This was a big biotech news week with the annual extravaganza for cancer drug developers, the American Society of Clinical Oncology (ASCO). Nobody from Seattle stood out on the world stage this year, although we heard about some people laying important groundwork for future ASCOs.
—ZymoGenetics, the granddaddy of Seattle biotech, has had some bad luck the last couple years, and this year’s ASCO meeting was no exception. The company (NASDAQ: ZGEN) presented some promising data on a new treatment for melanoma that has spread through the body, although it was upstaged by a rival drug from Bristol-Myers Squibb.
—Calistoga Pharmaceuticals, one of the relative whippersnappers of Seattle biotech, presented some important data that shows its lead drug candidate is standing up to more rigorous clinical testing. Calistoga showed some intriguing results from the first dozen patients at last year’s ASCO, but this year, the same trend was apparent in a database of more than 100 patients.
—Seattle Genetics (NASDAQ: SGEN) has been on a roll with its “empowered antibody” for Hodgkin’s disease, although the company didn’t really have any groundbreaking scoops at ASCO this year. It presented some preliminary data that suggests its lead candidate might work when used in re-treatment cycles, which is an important thing for doctors who want to know they have options when a patient relapses.
—One of the interesting stories in medical devices this year has been the emergence of a Northwest angel investing network, supported by the Washington Biotechnology & Biomedical Association, called Wings. The mostly volunteer effort was led by EndoGastric Solutions founder Stefan Kraemer, who is leaving the Northwest for a job at C.R. Bard on the East Coast. But enough pieces were in place in the organization that a seasoned pair of medical device entrepreneurs—Kirby Cramer and Wayne Wager—have stepped in to fill the leadership void.
—Asemblon, a Redmond, WA-based developer of organic carrier molecules designed to make hydrogen fuel practical for the trucking industry, has picked up some renewed focus with its new CEO Michael Ramage and a partnership with Los Angeles-based Vision Industries, a hydrogen-powered truckmaker that has caught the eye of California Gov. Arnold Schwarzenegger.

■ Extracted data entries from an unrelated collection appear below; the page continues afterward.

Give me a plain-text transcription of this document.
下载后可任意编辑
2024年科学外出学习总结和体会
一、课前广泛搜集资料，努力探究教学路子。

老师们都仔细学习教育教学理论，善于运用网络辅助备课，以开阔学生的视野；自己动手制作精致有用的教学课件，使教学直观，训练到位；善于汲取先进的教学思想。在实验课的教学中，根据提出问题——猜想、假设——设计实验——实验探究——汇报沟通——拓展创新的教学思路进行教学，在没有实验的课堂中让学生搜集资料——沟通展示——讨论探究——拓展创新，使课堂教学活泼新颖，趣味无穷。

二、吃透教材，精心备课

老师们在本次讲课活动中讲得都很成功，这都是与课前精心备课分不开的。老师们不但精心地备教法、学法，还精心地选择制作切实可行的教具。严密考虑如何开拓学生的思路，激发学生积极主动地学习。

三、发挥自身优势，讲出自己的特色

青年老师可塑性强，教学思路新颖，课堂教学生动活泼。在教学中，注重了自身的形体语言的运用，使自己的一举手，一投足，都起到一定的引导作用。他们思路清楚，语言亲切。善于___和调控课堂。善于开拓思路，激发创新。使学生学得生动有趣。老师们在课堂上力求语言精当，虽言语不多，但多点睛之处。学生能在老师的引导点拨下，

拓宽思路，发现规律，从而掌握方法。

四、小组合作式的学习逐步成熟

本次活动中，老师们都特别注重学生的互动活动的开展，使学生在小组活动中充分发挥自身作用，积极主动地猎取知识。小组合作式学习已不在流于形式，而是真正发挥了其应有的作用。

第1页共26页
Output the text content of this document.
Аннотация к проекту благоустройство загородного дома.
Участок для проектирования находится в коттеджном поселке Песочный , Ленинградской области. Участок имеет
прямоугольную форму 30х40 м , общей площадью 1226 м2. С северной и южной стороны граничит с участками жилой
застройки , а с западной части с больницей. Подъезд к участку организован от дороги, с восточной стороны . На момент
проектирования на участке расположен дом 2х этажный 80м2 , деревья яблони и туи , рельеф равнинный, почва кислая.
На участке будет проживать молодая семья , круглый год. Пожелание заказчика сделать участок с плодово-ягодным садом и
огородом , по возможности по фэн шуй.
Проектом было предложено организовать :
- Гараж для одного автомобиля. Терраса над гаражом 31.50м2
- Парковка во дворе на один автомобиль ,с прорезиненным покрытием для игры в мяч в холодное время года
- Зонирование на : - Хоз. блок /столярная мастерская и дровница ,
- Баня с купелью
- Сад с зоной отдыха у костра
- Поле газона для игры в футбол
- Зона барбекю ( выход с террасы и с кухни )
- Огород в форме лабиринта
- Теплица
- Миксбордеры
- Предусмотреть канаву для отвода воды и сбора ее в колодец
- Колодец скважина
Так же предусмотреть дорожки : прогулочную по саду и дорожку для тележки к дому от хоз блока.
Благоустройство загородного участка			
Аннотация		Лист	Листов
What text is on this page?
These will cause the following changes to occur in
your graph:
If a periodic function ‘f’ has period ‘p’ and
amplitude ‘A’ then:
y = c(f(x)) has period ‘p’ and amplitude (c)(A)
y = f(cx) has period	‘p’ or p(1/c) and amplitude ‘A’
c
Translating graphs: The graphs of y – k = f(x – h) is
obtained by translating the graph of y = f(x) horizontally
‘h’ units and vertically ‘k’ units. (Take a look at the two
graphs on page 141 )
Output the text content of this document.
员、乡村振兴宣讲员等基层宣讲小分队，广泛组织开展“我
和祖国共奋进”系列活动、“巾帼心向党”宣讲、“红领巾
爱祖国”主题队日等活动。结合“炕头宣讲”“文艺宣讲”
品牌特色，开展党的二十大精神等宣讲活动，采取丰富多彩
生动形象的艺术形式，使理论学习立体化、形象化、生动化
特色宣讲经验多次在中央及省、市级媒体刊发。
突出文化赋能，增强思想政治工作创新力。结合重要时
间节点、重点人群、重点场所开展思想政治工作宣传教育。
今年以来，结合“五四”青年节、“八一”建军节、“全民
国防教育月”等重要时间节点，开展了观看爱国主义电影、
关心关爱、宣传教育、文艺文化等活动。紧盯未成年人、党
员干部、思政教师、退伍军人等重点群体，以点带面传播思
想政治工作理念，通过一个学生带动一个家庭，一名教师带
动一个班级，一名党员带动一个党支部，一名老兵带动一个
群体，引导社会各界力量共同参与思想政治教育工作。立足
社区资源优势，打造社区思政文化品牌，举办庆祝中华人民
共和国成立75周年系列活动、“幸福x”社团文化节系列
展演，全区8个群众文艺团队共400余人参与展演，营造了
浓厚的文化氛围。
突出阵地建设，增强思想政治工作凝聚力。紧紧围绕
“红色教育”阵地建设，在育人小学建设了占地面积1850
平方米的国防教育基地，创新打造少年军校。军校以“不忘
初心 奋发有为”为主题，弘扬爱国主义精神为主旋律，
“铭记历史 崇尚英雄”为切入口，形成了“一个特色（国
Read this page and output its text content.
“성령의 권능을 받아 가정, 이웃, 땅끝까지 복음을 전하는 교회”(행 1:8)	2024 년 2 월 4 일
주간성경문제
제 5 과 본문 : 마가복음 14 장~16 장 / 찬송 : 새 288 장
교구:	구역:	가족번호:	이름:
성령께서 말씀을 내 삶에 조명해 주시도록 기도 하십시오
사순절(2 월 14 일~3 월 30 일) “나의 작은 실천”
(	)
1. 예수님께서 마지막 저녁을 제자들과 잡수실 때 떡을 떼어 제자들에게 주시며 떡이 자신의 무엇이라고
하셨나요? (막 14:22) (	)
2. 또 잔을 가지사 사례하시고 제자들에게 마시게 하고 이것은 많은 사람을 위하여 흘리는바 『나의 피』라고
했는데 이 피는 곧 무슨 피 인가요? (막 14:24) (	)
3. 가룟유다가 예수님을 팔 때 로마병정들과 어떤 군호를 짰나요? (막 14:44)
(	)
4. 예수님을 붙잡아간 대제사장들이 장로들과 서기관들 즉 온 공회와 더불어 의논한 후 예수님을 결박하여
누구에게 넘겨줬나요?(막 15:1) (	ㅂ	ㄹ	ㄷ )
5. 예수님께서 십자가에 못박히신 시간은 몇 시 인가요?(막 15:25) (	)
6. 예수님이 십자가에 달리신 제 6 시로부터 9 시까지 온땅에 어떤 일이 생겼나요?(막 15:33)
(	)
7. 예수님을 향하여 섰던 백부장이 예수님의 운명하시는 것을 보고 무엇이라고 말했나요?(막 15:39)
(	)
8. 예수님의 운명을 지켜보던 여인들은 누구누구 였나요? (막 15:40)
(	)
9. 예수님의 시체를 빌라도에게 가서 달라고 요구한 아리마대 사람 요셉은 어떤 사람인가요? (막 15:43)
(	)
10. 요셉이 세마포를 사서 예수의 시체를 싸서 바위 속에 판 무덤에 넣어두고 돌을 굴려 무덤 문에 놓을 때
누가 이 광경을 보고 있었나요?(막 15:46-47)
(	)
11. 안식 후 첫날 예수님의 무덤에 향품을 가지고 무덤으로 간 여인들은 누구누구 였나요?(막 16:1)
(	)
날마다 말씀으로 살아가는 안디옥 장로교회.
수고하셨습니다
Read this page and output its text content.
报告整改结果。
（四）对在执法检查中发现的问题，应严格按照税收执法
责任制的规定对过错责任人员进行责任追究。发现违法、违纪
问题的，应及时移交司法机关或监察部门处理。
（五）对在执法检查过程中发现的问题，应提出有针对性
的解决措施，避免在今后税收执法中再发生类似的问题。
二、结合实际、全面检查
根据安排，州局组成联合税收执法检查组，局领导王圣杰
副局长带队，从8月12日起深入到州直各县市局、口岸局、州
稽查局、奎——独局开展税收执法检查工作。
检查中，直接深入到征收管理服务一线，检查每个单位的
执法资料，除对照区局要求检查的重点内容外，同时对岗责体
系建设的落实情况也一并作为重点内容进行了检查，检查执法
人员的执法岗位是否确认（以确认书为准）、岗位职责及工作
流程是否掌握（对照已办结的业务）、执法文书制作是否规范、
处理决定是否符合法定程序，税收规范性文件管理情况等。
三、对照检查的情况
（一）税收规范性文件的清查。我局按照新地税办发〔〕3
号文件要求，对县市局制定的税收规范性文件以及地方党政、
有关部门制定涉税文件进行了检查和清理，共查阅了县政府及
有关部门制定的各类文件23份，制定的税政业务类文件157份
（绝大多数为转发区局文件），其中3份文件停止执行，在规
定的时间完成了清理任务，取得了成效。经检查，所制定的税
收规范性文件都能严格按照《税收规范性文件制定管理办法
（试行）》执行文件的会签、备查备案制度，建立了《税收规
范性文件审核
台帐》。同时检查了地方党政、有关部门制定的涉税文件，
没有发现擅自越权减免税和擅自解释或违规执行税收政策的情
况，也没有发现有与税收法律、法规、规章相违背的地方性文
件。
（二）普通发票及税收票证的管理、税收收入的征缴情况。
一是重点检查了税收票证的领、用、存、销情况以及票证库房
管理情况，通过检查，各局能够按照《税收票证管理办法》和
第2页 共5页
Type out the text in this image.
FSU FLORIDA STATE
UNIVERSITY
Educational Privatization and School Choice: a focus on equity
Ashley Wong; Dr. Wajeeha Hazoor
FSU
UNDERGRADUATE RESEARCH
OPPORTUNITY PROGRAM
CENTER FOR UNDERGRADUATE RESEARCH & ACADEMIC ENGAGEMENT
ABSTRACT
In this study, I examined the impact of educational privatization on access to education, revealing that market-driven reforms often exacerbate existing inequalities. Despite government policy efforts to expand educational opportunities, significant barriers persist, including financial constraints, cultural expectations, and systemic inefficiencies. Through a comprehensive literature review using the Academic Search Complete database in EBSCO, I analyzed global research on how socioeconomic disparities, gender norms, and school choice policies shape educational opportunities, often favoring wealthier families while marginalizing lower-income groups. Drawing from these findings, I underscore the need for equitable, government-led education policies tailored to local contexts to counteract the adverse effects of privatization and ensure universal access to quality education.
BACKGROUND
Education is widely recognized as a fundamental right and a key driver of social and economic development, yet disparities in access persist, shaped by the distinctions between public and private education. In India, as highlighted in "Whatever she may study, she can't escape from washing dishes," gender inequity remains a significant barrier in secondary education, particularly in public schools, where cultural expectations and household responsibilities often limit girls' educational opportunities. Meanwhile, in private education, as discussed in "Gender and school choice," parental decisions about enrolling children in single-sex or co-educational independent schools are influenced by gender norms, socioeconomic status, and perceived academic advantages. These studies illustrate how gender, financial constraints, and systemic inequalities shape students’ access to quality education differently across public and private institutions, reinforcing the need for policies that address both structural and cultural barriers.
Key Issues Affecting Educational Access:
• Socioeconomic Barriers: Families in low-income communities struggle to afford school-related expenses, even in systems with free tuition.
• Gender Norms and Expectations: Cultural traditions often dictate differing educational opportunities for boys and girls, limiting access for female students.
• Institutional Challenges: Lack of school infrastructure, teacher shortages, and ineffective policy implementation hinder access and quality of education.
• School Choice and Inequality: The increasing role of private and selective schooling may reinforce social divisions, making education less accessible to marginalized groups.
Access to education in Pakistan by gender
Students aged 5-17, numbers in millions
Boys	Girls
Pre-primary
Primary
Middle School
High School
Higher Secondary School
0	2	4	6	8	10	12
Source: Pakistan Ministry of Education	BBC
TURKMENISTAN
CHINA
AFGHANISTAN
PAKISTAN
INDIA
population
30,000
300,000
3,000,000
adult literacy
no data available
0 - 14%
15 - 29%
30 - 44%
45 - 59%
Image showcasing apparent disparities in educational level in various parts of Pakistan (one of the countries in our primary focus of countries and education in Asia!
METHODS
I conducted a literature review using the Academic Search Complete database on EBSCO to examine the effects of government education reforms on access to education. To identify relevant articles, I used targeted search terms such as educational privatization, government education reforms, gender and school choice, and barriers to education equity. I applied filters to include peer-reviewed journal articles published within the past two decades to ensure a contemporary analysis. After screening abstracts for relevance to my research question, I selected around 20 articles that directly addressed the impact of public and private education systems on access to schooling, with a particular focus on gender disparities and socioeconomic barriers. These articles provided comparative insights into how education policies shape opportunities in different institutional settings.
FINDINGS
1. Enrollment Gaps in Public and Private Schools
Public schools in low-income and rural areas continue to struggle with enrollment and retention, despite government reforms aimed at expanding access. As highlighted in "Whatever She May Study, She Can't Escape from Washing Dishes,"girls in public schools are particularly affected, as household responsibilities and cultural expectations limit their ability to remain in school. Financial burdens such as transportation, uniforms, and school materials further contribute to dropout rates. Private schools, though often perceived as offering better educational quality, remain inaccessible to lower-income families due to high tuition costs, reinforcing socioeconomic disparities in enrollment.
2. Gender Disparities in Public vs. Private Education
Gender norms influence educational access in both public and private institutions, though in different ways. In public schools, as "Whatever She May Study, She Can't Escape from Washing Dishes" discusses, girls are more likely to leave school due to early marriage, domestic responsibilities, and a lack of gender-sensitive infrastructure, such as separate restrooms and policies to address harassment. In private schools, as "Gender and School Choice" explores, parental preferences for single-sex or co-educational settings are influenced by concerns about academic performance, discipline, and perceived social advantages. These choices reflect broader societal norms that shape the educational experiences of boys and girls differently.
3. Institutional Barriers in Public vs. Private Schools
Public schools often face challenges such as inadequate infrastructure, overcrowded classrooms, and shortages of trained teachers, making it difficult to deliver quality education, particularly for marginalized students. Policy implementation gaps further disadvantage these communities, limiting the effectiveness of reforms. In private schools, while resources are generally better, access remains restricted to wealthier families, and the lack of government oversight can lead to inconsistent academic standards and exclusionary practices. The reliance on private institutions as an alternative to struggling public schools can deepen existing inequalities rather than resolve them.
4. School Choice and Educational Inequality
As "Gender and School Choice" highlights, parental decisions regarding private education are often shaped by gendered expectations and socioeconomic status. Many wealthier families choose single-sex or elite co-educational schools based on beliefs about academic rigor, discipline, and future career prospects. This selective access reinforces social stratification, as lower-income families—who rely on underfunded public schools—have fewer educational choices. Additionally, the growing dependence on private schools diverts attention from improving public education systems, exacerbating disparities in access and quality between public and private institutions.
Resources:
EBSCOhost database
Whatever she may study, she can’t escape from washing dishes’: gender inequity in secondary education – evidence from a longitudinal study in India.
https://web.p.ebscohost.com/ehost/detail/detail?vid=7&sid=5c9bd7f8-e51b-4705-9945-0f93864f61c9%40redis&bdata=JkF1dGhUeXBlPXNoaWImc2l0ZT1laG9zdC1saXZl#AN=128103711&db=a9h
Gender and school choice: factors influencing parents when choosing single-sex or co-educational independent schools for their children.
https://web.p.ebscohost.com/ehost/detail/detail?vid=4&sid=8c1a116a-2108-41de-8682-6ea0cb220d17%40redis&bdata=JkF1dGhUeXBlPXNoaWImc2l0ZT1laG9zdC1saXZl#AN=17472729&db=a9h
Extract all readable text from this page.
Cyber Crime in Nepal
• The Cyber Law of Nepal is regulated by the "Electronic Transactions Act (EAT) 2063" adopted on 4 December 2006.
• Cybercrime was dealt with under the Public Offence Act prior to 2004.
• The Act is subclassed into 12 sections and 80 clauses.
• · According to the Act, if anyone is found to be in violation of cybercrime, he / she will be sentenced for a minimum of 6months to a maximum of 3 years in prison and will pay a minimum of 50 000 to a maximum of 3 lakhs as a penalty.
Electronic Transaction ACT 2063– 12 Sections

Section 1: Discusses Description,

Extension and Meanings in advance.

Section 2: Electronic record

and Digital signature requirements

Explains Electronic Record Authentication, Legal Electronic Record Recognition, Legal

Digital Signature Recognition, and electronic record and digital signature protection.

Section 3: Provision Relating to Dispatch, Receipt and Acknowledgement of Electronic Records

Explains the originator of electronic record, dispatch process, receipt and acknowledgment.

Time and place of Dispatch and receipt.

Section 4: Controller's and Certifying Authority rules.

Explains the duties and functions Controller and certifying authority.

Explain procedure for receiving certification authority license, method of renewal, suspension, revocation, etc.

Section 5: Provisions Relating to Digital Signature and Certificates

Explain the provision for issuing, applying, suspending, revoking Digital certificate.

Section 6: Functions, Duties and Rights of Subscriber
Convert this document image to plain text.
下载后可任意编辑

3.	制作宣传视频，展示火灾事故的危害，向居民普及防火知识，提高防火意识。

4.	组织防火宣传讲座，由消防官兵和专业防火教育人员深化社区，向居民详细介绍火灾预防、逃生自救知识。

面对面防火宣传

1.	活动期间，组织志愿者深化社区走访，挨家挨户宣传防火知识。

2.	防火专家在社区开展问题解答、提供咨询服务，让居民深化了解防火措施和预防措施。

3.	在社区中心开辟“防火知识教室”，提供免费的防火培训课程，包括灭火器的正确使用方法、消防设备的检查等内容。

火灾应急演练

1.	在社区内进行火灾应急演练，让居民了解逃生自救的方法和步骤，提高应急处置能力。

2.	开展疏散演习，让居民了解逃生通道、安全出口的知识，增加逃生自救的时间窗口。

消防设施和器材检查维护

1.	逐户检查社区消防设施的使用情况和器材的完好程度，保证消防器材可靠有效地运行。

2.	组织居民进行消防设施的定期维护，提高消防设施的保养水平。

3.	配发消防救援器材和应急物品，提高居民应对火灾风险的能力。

—Bothell, WA-based Alder Biopharmaceuticals presented data at the ASCO meeting on its novel idea of treating cancer patients not by fighting the tumors, but by tamping down the excess inflammation that makes them feel so miserable. I offered an in-depth profile of this drug in a preview story before the big medical meeting.
—AVI Biopharma (NASDAQ: AVII), the Bothell, WA-based developer of RNA-based therapies, said it had lined up another contract from Uncle Sam potentially worth $18 million to develop a treatment for pandemic flu.
—Bothell, WA-based Ekos, the developer of ultrasound-based therapies, said it has received a $2.7 million grant from the National Institutes of Health to study its treatment for hemorrhagic strokes.
—Xconomy’s life sciences columnist, Sylvia Pagan Westphal, pointed out that in the decade since the genomics bubble burst, a lot of really interesting things are starting to happen again based on our deepening understanding of the genome. It may not show up on a quarterly earnings report yet, but genomics is on the comeback trail, Westphal writes.